Assuming that the pem files have been "duplicated" because I updated the existing certificate and there's nothing wrong with it, would this be the correct way to modify the conf file?

# renew_before_expiry = 30 days
version = 0.12.0
archive_dir = /etc/letsencrypt/archive/www.domain1.com
cert = /etc/letsencrypt/live/www.domain1.com/cert1.pem
cert = /etc/letsencrypt/live/www.domain1.com/cert2.pem
privkey = /etc/letsencrypt/live/www.domain1.com/privkey1.pem
privkey = /etc/letsencrypt/live/www.domain1.com/privkey2.pem
chain = /etc/letsencrypt/live/www.domain1.com/chain1.pem
chain = /etc/letsencrypt/live/www.domain1.com/chain2.pem
fullchain = /etc/letsencrypt/live/www.domain1.com/fullchain1.pem
fullchain = /etc/letsencrypt/live/www.domain1.com/fullchain2.pem

# Options used in the renewal process
[renewalparams]
authenticator = webroot
installer = None
account = 1f3b798ea185ab14fa925c875f190090
webroot_path = /usr/share/nginx/html, /usr/share/nginx/html
[[webroot_map]]
www.example.domain2.com = /usr/share/nginx/html
example.domain2.com = /usr/share/nginx/html
domain1.com = /usr/share/nginx/html
www.domain1.com = /usr/share/nginx/html

Thanks again for your help.

The renewal configuration file is refering to the /live/ directory for most of the part!
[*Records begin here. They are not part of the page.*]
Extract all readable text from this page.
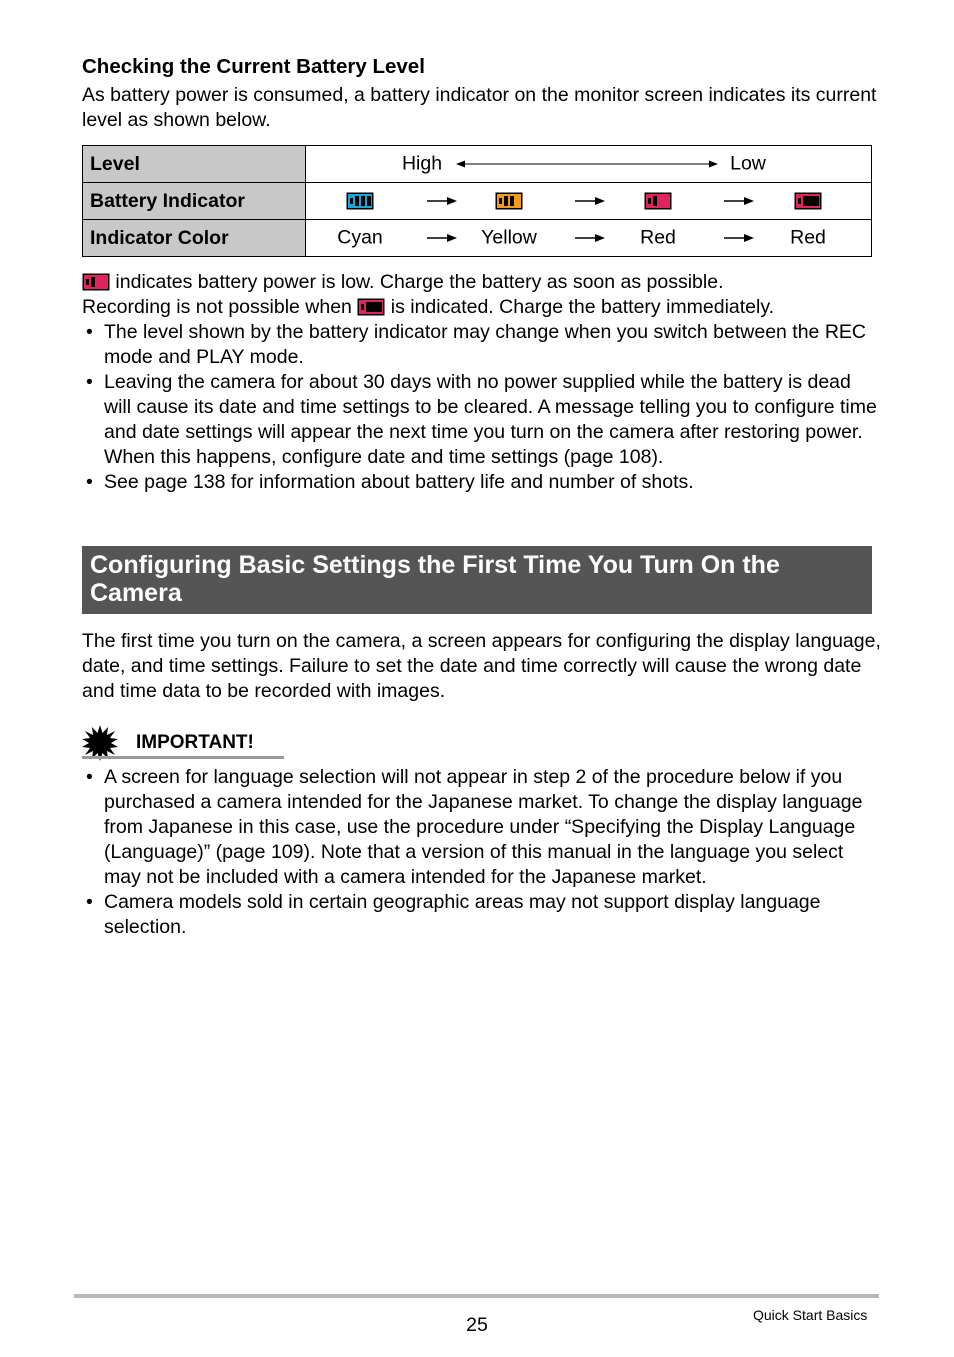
Checking the Current Battery Level
As battery power is consumed, a battery indicator on the monitor screen indicates its current level as shown below.
Level	High Low

Battery Indicator	

Indicator Color	Cyan Yellow Red Red
indicates battery power is low. Charge the battery as soon as possible.
Recording is not possible when is indicated. Charge the battery immediately.
• The level shown by the battery indicator may change when you switch between the REC mode and PLAY mode.
• Leaving the camera for about 30 days with no power supplied while the battery is dead will cause its date and time settings to be cleared. A message telling you to configure time and date settings will appear the next time you turn on the camera after restoring power. When this happens, configure date and time settings (page 108).
• See page 138 for information about battery life and number of shots.
Configuring Basic Settings the First Time You Turn On the Camera
The first time you turn on the camera, a screen appears for configuring the display language, date, and time settings. Failure to set the date and time correctly will cause the wrong date and time data to be recorded with images.
IMPORTANT!
• A screen for language selection will not appear in step 2 of the procedure below if you purchased a camera intended for the Japanese market. To change the display language from Japanese in this case, use the procedure under “Specifying the Display Language (Language)” (page 109). Note that a version of this manual in the language you select may not be included with a camera intended for the Japanese market.
• Camera models sold in certain geographic areas may not support display language selection.
25	Quick Start Basics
Only the first line is refering to /archive/. And you're checking this /archive/ directory, while you should check/use /live/! In the /archive/ directory, every old certificate or key or whatever is kept there. New ones are added with the next following number. The /live/ directory symbolically links to the most recent file in /archive/. So the only thing you'd need to remember is always refer to the files in /live/ because otherwise you'd get into trouble when you renew the certificate. The symbolic links in /live/ will be updated to the most recent ones, so if you only refer to the files in /archive/, you'd end up with a broken site or service, because those (the references to files in /archive/ aren't updated. Therefore, always use /live/ in configuration files!

Hi,

Thank you for pointing that out!

At the moment, the renewal configuration file is this:

# renew_before_expiry = 30 days
version = 0.12.0
archive_dir = /etc/letsencrypt/archive/www.domain1.com
cert = /etc/letsencrypt/live/www.domain1.com/cert.pem
privkey = /etc/letsencrypt/live/www.domain1.com/privkey.pem
chain = /etc/letsencrypt/live/www.domain1.com/chain.pem
fullchain = /etc/letsencrypt/live/www.domain1.com/fullchain.pem

# Options used in the renewal process
[renewalparams]
authenticator = webroot
installer = None
account = 1f3b798ea185ab14fa925c875f190090
webroot_path = /usr/share/nginx/html, /usr/share/nginx/html
[[webroot_map]]
www.example.domain2.com = /usr/share/nginx/html
example.domain2.com = /usr/share/nginx/html
domain1.com = /usr/share/nginx/html
www.domain1.com = /usr/share/nginx/html

Just to make sure, does this mean that automated renewal is correctly set up for all the domains I included within the certificate? The domains are: domain1.com, www.domain1.com, example.domain2.com, www.example.domain2.com

The renewal configuration is a reflection of the options you’ve provided certbot when you requested a certificate in the first place. If that worked, the renewal configuration should be correct. The only reason to doubt the renewal configuration for correctness is if you’ve changed anything to your webserver configuration yourself.

I can’t confirm if that renewal configuration file is correct, as I don’t know if the webroots from the [[webroot_map]] are correctly refering to the root directives of your nginx configuration files. However, if the issuing of the cert with those webroots worked in the first place, it should be correct.